I 5stelle mostrano tutti i loro limiti a ricoprire ruoli di governo.
Nel Pd non alberga uno straccio di idea, ma solo tanta voglia di consumare vendette.
Insomma, non essendoci ancora una seria alternativa al presidente del Consiglio, la ripresa politica è tutta incentrata sulla valutazione della cosiddetta conversione di Renzi.
Il Paese perde colpi con la fiducia di famiglie e imprese in preoccupante calo, e il dopo terremoto ha ben presto assunto i contorni della querelle mediatico-giudiziaria.
Il Presidente del Consiglio ha fatto pubblica ammenda per aver personalizzato la campagna referendaria rettificando la modalità della comunicazione, rendendola meno aggressiva e strafottente, cogliendo l’occasione del terremoto per essere o apparire più inclusivo.
La stessa decisione di andare a Cernobbio, quando due anni fa agli esordi aveva fatto un punto d’onore non essere presente, la dice lunga sul fatto che molte cose sono davvero cambiate.
È ormai lontano il tempo del Renzi rottamatore, della polemica a sinistra e nei confronti dei sindacati, dell’irrisione verso l’opposizione interna al suo partito.
Ma il fatto è che il dopo non s’intravede e che il disegno sembra mancare.
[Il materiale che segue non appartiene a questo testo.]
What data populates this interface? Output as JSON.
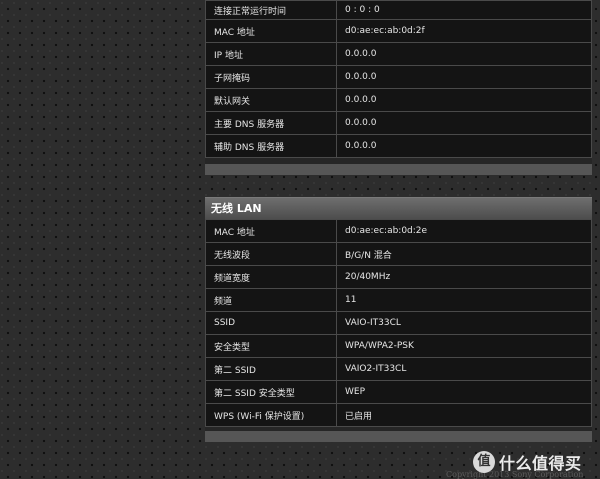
{
  "wan": {
    "rows": [
      {
        "label": "连接正常运行时间",
        "value": "0 : 0 : 0"
      },
      {
        "label": "MAC 地址",
        "value": "d0:ae:ec:ab:0d:2f"
      },
      {
        "label": "IP 地址",
        "value": "0.0.0.0"
      },
      {
        "label": "子网掩码",
        "value": "0.0.0.0"
      },
      {
        "label": "默认网关",
        "value": "0.0.0.0"
      },
      {
        "label": "主要 DNS 服务器",
        "value": "0.0.0.0"
      },
      {
        "label": "辅助 DNS 服务器",
        "value": "0.0.0.0"
      }
    ]
  },
  "wlan": {
    "title": "无线 LAN",
    "rows": [
      {
        "label": "MAC 地址",
        "value": "d0:ae:ec:ab:0d:2e"
      },
      {
        "label": "无线波段",
        "value": "B/G/N 混合"
      },
      {
        "label": "频道宽度",
        "value": "20/40MHz"
      },
      {
        "label": "频道",
        "value": "11"
      },
      {
        "label": "SSID",
        "value": "VAIO-IT33CL"
      },
      {
        "label": "安全类型",
        "value": "WPA/WPA2-PSK"
      },
      {
        "label": "第二 SSID",
        "value": "VAIO2-IT33CL"
      },
      {
        "label": "第二 SSID 安全类型",
        "value": "WEP"
      },
      {
        "label": "WPS (Wi-Fi 保护设置)",
        "value": "已启用"
      }
    ]
  },
  "footer": {
    "copyright": "Copyright 2013 Sony Corporation"
  },
  "watermark": {
    "logo_glyph": "值",
    "text": "什么值得买"
  }
}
Ora interessa capire se il politico sfacciato si è trasformato non si dice in uno statista ma almeno un governante serio e preparato.
Una risposta piena e definitiva non c’è. Ma una cosa è sicura: non può bastare che l’alternativa non esista o comunque sia peggio. L’Italia ha bisogno di cambiamenti strutturali troppo vasti e profondi per potersi accontentare del “meno peggio”.
La questione del dopo terremoto lo testimonia: aver colto che la risposta non può essere solo il programma di intervento nelle zone colpite, ma una generale messa in sicurezza dell’intero territorio nazionale è andare nella direzione giusta. Ma perché quel “casa Italia” non si risolva in uno slogan vuoto, occorre saper mettere in campo un vero e proprio “piano Marshall” di modernizzazione del Paese, trovando le risorse nell’ambito di una ristrutturazione del debito pubblico.
Le scelta di Vasco Errani, amministratore pubblico di lungo corso, è indiscutibile. Ma nello stesso tempo sembra viziata da furbizia comunicativa, che rischia di prendere il sopravvento se sotto quel bel vestito rimanesse il niente.
Mancano chiarezza e coraggio nella revisione che sembra essere in corso della posizione del governo su legge elettorale e riforme costituzionali. Perché aspettare la sentenza della suprema Corte per dire che l’Italicum è una schifezza?
È il momento di sposare il coraggio intelligente del cambiamento con comportamenti credibili. Se il “nuovo Renzi” se ne dimostrerà capace, bene, altrimenti non sarà la mancanza di alternative a salvarlo.